Theresa May has finally confirmed she DOES plan new grammar schools, rounding on her critics by declaring England already has academic ‘selection by house price’.
After weeks of prevarication, the Prime Minister told Tory MPs at a private meeting of the backbench 1922 Committee that she wanted to create a new generation of schools based on ability.
May insisted that she didn’t want to ‘impose’ new grammars on areas and did not want to ‘turn the clock back’ to the crude 11-plus system abolished in much of the country in the 1970s.
She wanted to create a “21st century education system” with an “element of selection”, sources who were at the meeting said.
And she accused her opponents - in Labour, teaching unions and even her own party - of hypocrisy, claiming that there was already selection taking place because wealthier parents bought homes near the best state schools.
“We have already got selection, haven’t we? It’s called ‘selection by house price’!” she said.
Her words at the private meeting on Tuesday night in the Commons follow repeated obfuscations by ministers over whether the Government would bring forward new grammars.
The secret plans - as well as ministers’ worries - revealed when a photographer snapped a memo carried by the Department for Education’s most senior civil servant on Tuesday.
The leaked document made plain that Education Secretary Justine Greening’s “clear position” was that new grammars could only be approved if current selective schools reformed to show that pupils who fail to get in are not disadvantaged.

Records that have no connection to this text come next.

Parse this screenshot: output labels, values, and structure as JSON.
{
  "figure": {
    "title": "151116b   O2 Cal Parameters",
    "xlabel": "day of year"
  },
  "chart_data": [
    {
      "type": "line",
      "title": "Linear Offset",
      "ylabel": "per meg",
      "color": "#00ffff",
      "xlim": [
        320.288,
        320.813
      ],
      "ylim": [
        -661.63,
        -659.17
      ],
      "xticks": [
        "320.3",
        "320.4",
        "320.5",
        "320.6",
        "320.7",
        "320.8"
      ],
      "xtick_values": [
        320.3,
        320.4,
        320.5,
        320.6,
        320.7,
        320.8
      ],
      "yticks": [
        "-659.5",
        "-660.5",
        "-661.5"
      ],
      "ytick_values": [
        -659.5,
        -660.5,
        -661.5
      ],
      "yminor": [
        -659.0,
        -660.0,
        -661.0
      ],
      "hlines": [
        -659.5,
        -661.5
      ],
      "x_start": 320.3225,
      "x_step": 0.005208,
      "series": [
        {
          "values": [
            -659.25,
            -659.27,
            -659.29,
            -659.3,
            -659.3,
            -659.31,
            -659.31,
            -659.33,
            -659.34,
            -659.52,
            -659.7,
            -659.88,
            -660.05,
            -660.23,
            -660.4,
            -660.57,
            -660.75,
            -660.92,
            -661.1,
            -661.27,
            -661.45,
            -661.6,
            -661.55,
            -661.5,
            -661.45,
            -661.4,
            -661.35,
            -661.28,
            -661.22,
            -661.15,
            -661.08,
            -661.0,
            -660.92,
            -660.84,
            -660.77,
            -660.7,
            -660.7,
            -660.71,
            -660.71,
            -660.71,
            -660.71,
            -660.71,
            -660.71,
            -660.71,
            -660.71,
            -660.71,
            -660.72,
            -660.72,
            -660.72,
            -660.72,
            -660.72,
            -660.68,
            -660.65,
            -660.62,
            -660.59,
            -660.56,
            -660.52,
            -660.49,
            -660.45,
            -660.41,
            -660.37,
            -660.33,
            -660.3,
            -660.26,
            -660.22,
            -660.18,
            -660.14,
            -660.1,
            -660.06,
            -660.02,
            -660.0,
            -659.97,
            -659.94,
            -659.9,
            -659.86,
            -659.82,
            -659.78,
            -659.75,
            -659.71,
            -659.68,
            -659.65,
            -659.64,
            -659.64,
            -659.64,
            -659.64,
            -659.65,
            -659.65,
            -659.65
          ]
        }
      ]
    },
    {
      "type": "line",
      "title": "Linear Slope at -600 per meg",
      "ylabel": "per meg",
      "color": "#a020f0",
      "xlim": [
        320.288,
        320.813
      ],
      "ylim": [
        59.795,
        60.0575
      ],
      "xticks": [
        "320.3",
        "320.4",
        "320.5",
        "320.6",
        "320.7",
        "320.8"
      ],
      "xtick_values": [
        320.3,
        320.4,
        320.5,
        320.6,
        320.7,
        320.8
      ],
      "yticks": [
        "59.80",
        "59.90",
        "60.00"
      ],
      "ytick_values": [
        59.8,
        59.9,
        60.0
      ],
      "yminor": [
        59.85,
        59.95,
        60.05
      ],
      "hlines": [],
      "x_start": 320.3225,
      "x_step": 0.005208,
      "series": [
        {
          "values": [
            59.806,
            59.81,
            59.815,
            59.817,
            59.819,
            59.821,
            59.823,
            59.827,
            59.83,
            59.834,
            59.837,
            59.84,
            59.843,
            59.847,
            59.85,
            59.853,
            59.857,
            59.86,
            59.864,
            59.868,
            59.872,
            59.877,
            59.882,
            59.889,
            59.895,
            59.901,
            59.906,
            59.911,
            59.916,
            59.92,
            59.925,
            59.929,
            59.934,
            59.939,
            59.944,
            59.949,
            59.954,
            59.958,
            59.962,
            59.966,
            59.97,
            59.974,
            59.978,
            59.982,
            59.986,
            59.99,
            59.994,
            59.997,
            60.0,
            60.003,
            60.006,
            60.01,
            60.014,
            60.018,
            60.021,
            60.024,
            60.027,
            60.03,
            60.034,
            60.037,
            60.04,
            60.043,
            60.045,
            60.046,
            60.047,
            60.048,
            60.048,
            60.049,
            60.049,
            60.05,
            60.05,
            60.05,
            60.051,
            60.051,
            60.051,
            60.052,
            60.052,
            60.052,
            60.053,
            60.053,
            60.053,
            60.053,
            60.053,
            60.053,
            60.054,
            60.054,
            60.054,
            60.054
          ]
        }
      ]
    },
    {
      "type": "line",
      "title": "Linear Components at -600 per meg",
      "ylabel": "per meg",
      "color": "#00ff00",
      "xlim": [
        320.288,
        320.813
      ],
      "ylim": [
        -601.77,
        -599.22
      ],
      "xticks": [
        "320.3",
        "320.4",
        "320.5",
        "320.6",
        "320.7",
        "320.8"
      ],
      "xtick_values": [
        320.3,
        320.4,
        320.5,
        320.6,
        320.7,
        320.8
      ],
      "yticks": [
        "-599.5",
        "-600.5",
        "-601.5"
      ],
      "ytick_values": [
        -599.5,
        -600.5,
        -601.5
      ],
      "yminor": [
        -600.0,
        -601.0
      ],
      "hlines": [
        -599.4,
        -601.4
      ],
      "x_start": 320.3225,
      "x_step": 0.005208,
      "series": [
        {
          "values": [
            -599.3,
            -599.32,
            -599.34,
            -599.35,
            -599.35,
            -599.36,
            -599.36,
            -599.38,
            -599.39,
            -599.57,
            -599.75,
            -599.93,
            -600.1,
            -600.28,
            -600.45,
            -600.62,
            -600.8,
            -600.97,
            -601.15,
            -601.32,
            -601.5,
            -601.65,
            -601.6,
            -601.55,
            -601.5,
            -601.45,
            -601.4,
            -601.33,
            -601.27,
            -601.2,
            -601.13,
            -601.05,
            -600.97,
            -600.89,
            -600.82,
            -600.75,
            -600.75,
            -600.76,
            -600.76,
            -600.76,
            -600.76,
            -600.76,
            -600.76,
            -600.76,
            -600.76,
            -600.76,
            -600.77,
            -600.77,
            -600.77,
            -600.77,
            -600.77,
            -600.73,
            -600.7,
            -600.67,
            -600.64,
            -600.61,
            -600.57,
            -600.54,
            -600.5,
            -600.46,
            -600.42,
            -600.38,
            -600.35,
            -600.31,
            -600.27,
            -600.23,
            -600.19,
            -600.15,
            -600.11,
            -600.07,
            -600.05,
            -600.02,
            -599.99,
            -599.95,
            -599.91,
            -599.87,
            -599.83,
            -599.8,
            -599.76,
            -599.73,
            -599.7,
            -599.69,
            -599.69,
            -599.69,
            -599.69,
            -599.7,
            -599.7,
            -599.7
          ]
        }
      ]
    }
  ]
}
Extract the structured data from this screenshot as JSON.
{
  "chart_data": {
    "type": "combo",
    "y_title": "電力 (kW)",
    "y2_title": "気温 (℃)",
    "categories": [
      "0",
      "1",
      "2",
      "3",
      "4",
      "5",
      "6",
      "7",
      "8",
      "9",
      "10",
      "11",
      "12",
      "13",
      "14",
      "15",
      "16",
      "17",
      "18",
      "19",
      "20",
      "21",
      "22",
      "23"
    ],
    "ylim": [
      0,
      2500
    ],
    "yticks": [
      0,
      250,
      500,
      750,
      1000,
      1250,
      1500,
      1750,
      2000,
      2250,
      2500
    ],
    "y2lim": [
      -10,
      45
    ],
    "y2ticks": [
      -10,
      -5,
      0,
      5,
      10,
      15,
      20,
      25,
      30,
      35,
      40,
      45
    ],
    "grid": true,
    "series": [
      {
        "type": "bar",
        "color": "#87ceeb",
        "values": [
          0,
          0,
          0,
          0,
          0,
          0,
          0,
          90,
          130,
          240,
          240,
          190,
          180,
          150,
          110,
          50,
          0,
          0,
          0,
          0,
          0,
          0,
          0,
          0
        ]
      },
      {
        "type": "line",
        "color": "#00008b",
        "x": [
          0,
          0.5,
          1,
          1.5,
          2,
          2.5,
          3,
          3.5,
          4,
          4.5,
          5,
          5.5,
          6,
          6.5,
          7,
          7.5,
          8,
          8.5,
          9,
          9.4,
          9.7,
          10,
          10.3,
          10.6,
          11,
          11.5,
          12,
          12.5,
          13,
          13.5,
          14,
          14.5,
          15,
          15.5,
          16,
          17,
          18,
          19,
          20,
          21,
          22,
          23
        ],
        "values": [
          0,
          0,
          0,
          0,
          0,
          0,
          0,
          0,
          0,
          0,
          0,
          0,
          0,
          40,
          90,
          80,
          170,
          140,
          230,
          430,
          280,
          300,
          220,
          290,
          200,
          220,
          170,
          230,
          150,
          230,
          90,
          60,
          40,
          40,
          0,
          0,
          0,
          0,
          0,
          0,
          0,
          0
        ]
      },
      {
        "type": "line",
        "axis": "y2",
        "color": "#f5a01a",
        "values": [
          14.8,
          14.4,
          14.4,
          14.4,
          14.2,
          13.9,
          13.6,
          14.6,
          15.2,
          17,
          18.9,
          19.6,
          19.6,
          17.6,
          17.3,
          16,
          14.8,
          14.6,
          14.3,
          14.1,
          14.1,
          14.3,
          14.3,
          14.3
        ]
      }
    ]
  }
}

When asked if she planned new grammars, May herself refused to answer three times on the Andrew Marr show last weekend.
The Government faces a bitter battle over the plans as they were not in the Tory manifesto in 2015 and appear to run counter to May’s claim when she became PM that she wanted to govern to help the poorest.
Studies by think tanks on the left and the right of politics have concluded that grammar schools do not help the worst off children, whereas non-selective schools are the best way to raise standards for all.
But Government sources stressed today that the extra element of selection in the state system would come with a series of obligations and strict targets on the number of children on free school meals allowed entry.
The new grammars would also have to build deep links with their local community and have ‘feeder’ primary schools to ensure that the most deprived but most able children were given the best chance of entry.
The PM stressed at the 1922 Committee meeting that no schools would be imposed on any area that didn’t want them and they would be “inclusive and not exclusive”.
She is keen to ensure that parents and pupils choose schools rather than schools choosing pupils, and some allies suggest she could turn some ‘Free Schools’, outside council control, into the new grammars.
However, the Government’s social mobility tsar has given a stark warning of the dangers of a switch back to academic selection.
In an interview with The Guardian Alan Milburn said he will wait to hear the Government’s proposals but added: “Frankly, I still remain sceptical about the social mobility dividend.”
The former Labour cabinet minister said: “This is not selection educationally, it is selection socially. If (more of) that is what is being talked about, it will not provide a social mobility dividend, it will be a social mobility disaster.”
Milburn recommended a number of policies to address inequalities in education, including better pay and discounted housing for teachers who move to disadvantaged areas, having a Ucas-style system for pupils going down the vocational route, and improving parenting skills.
Lib Dem education spokesman John Pugh ridiculed the PM’s idea: “There is no such thing as inclusive grammar schools. By their very nature they exclude children who don’t pass a test aged 11.”
Labour’s shadow education secretary Angela Rayner said: “The prime minister talks about social inclusion while at the same time advocating social segregation through grammar school selection.”
Sir Michael Wilshaw, chief inspector of schools watchdog Ofsted, this week said the idea that poor children would benefit from a return of grammar schools was “tosh” and “nonsense”.